Teacher perceptions of the role and value of excursions in years 7-10 geography education in Victoria, Australia
Munday, Penny 2008, Teacher perceptions of the role and value of excursions in years 7-10 geography education in Victoria, Australia, International research in geographical and environmental education, vol. 17, no. 2, pp. 146-169.
Excursions are extremely important to the education of students in the geography curriculum. However, personal observations demonstrated a lack of readiness to conduct excursions in secondary schools. This apprehension of the teachers in this school to implement excursions in geography education was the basis for this study.
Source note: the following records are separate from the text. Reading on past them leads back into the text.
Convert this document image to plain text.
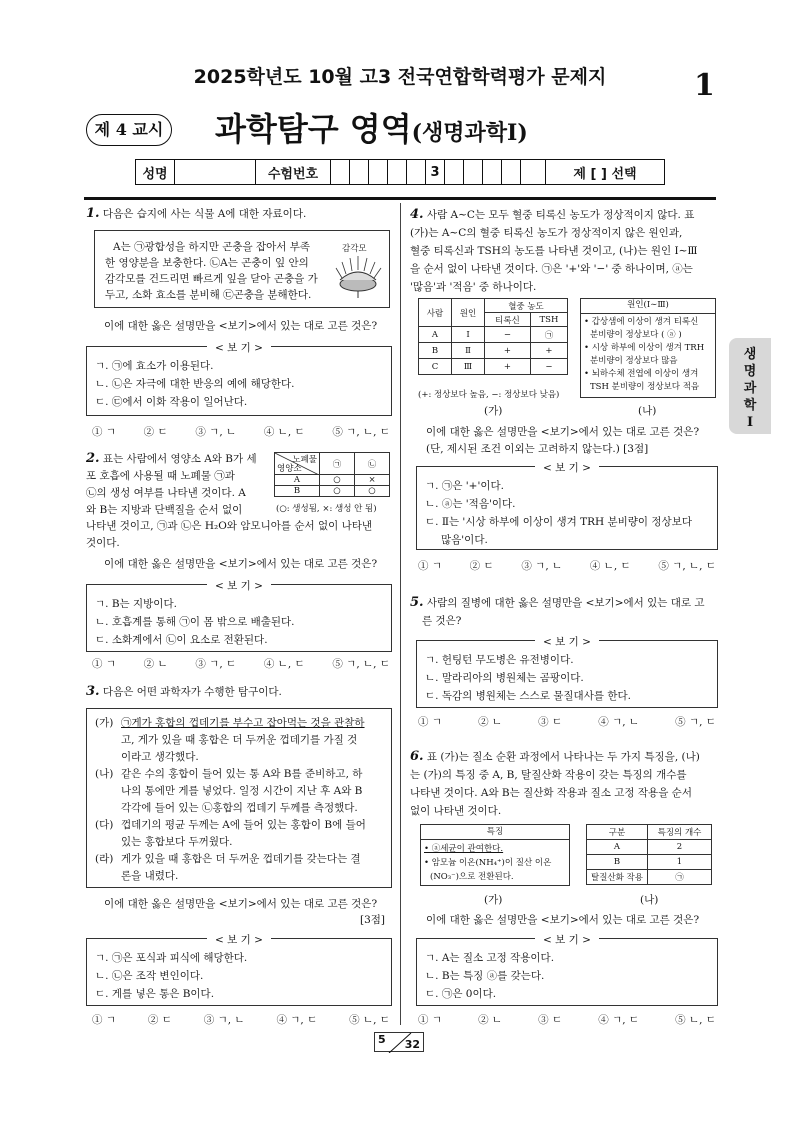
2025학년도 10월 고3 전국연합학력평가 문제지	1
제 4 교시 과학탐구 영역(생명과학Ⅰ)
성명	수험번호	3	제 [ ] 선택
생
명
과
학
Ⅰ
1. 다음은 습지에 사는 식물 A에 대한 자료이다.
A는 ㉠광합성을 하지만 곤충을 잡아서 부족
한 영양분을 보충한다. ㉡A는 곤충이 잎 안의
감각모를 건드리면 빠르게 잎을 닫아 곤충을 가
두고, 소화 효소를 분비해 ㉢곤충을 분해한다.
감각모
이에 대한 옳은 설명만을 <보기>에서 있는 대로 고른 것은?
< 보 기 >
ㄱ. ㉠에 효소가 이용된다.
ㄴ. ㉡은 자극에 대한 반응의 예에 해당한다.
ㄷ. ㉢에서 이화 작용이 일어난다.
① ㄱ	② ㄷ	③ ㄱ, ㄴ	④ ㄴ, ㄷ	⑤ ㄱ, ㄴ, ㄷ
2. 표는 사람에서 영양소 A와 B가 세
포 호흡에 사용될 때 노폐물 ㉠과
㉡의 생성 여부를 나타낸 것이다. A
와 B는 지방과 단백질을 순서 없이
나타낸 것이고, ㉠과 ㉡은 H₂O와 암모니아를 순서 없이 나타낸
것이다.
노폐물
영양소	㉠	㉡
A	○	×
B	○	○
(○: 생성됨, ×: 생성 안 됨)
이에 대한 옳은 설명만을 <보기>에서 있는 대로 고른 것은?
< 보 기 >
ㄱ. B는 지방이다.
ㄴ. 호흡계를 통해 ㉠이 몸 밖으로 배출된다.
ㄷ. 소화계에서 ㉡이 요소로 전환된다.
① ㄱ	② ㄴ	③ ㄱ, ㄷ	④ ㄴ, ㄷ	⑤ ㄱ, ㄴ, ㄷ
3. 다음은 어떤 과학자가 수행한 탐구이다.
(가) ㉠게가 홍합의 껍데기를 부수고 잡아먹는 것을 관찰하
고, 게가 있을 때 홍합은 더 두꺼운 껍데기를 가질 것
이라고 생각했다.
(나) 같은 수의 홍합이 들어 있는 통 A와 B를 준비하고, 하
나의 통에만 게를 넣었다. 일정 시간이 지난 후 A와 B
각각에 들어 있는 ㉡홍합의 껍데기 두께를 측정했다.
(다) 껍데기의 평균 두께는 A에 들어 있는 홍합이 B에 들어
있는 홍합보다 두꺼웠다.
(라) 게가 있을 때 홍합은 더 두꺼운 껍데기를 갖는다는 결
론을 내렸다.
이에 대한 옳은 설명만을 <보기>에서 있는 대로 고른 것은?
[3점]
< 보 기 >
ㄱ. ㉠은 포식과 피식에 해당한다.
ㄴ. ㉡은 조작 변인이다.
ㄷ. 게를 넣은 통은 B이다.
① ㄱ	② ㄷ	③ ㄱ, ㄴ	④ ㄱ, ㄷ	⑤ ㄴ, ㄷ
4. 사람 A∼C는 모두 혈중 티록신 농도가 정상적이지 않다. 표
(가)는 A∼C의 혈중 티록신 농도가 정상적이지 않은 원인과,
혈중 티록신과 TSH의 농도를 나타낸 것이고, (나)는 원인 Ⅰ∼Ⅲ
을 순서 없이 나타낸 것이다. ㉠은 '+'와 '−' 중 하나이며, ⓐ는
'많음'과 '적음' 중 하나이다.
사람	원인	혈중 농도	
		티록신	TSH
A	Ⅰ	−	㉠
B	Ⅱ	+	+
C	Ⅲ	+	−
(+: 정상보다 높음, −: 정상보다 낮음)
원인(Ⅰ∼Ⅲ)
• 갑상샘에 이상이 생겨 티록신
분비량이 정상보다 ( ⓐ )
• 시상 하부에 이상이 생겨 TRH
분비량이 정상보다 많음
• 뇌하수체 전엽에 이상이 생겨
TSH 분비량이 정상보다 적음
(가)	(나)
이에 대한 옳은 설명만을 <보기>에서 있는 대로 고른 것은?
(단, 제시된 조건 이외는 고려하지 않는다.) [3점]
< 보 기 >
ㄱ. ㉠은 '+'이다.
ㄴ. ⓐ는 '적음'이다.
ㄷ. Ⅱ는 '시상 하부에 이상이 생겨 TRH 분비량이 정상보다
많음'이다.
① ㄱ	② ㄷ	③ ㄱ, ㄴ	④ ㄴ, ㄷ	⑤ ㄱ, ㄴ, ㄷ
5. 사람의 질병에 대한 옳은 설명만을 <보기>에서 있는 대로 고
른 것은?
< 보 기 >
ㄱ. 헌팅턴 무도병은 유전병이다.
ㄴ. 말라리아의 병원체는 곰팡이다.
ㄷ. 독감의 병원체는 스스로 물질대사를 한다.
① ㄱ	② ㄴ	③ ㄷ	④ ㄱ, ㄴ	⑤ ㄱ, ㄷ
6. 표 (가)는 질소 순환 과정에서 나타나는 두 가지 특징을, (나)
는 (가)의 특징 중 A, B, 탈질산화 작용이 갖는 특징의 개수를
나타낸 것이다. A와 B는 질산화 작용과 질소 고정 작용을 순서
없이 나타낸 것이다.
특징
• ⓐ세균이 관여한다.
• 암모늄 이온(NH₄⁺)이 질산 이온
(NO₃⁻)으로 전환된다.
구분	특징의 개수
A	2
B	1
탈질산화 작용	㉠
(가)	(나)
이에 대한 옳은 설명만을 <보기>에서 있는 대로 고른 것은?
< 보 기 >
ㄱ. A는 질소 고정 작용이다.
ㄴ. B는 특징 ⓐ를 갖는다.
ㄷ. ㉠은 0이다.
① ㄱ	② ㄴ	③ ㄷ	④ ㄱ, ㄷ	⑤ ㄴ, ㄷ
5 32
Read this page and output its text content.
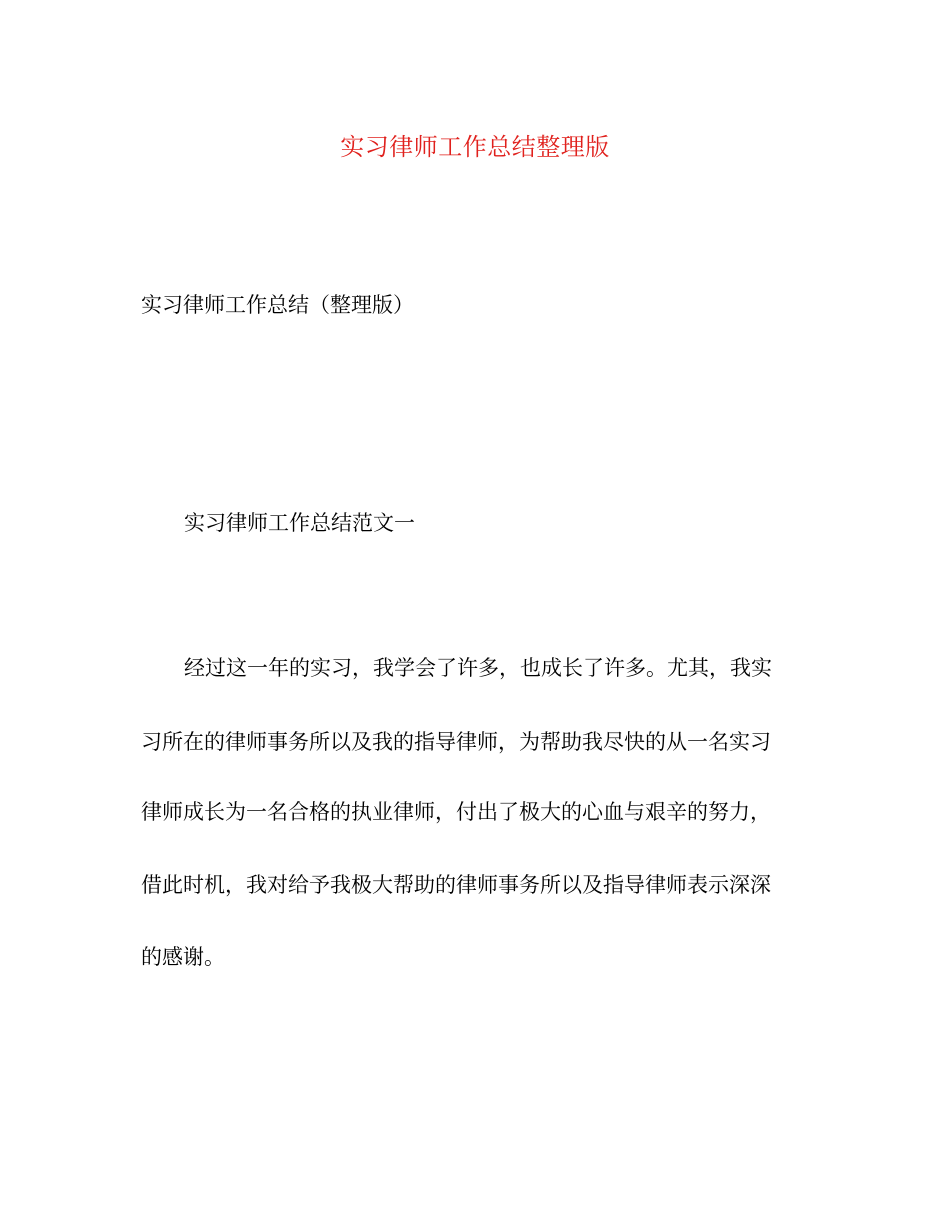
实习律师工作总结整理版
实习律师工作总结（整理版）
实习律师工作总结范文一
经过这一年的实习，我学会了许多，也成长了许多。尤其，我实
习所在的律师事务所以及我的指导律师，为帮助我尽快的从一名实习
律师成长为一名合格的执业律师，付出了极大的心血与艰辛的努力，
借此时机，我对给予我极大帮助的律师事务所以及指导律师表示深深
的感谢。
The study addresses the importance of excursions in education and the roles and values that teachers place on excursions in years 7-10 geography curriculum. Quantitative research was conducted in the form of a questionnaire on a wide range of Study of Society and Environment (SOSE) teachers in secondary schools. The research population consisted of 60 teachers from both rural and urban schools across Victoria. The findings of this study showed that teachers conduct on average one to two excursions per class per year, teachers understand the importance of excursions in geography education and they find planning difficult, but work collaboratively with other teachers to overcome these issues. Other barriers include transportation, student behaviour and cost. With a firm grounding in the conceptual theories and state-level policies of geography education, the conduct of excursions was found to be both difficult and rewarding by teachers in Victoria.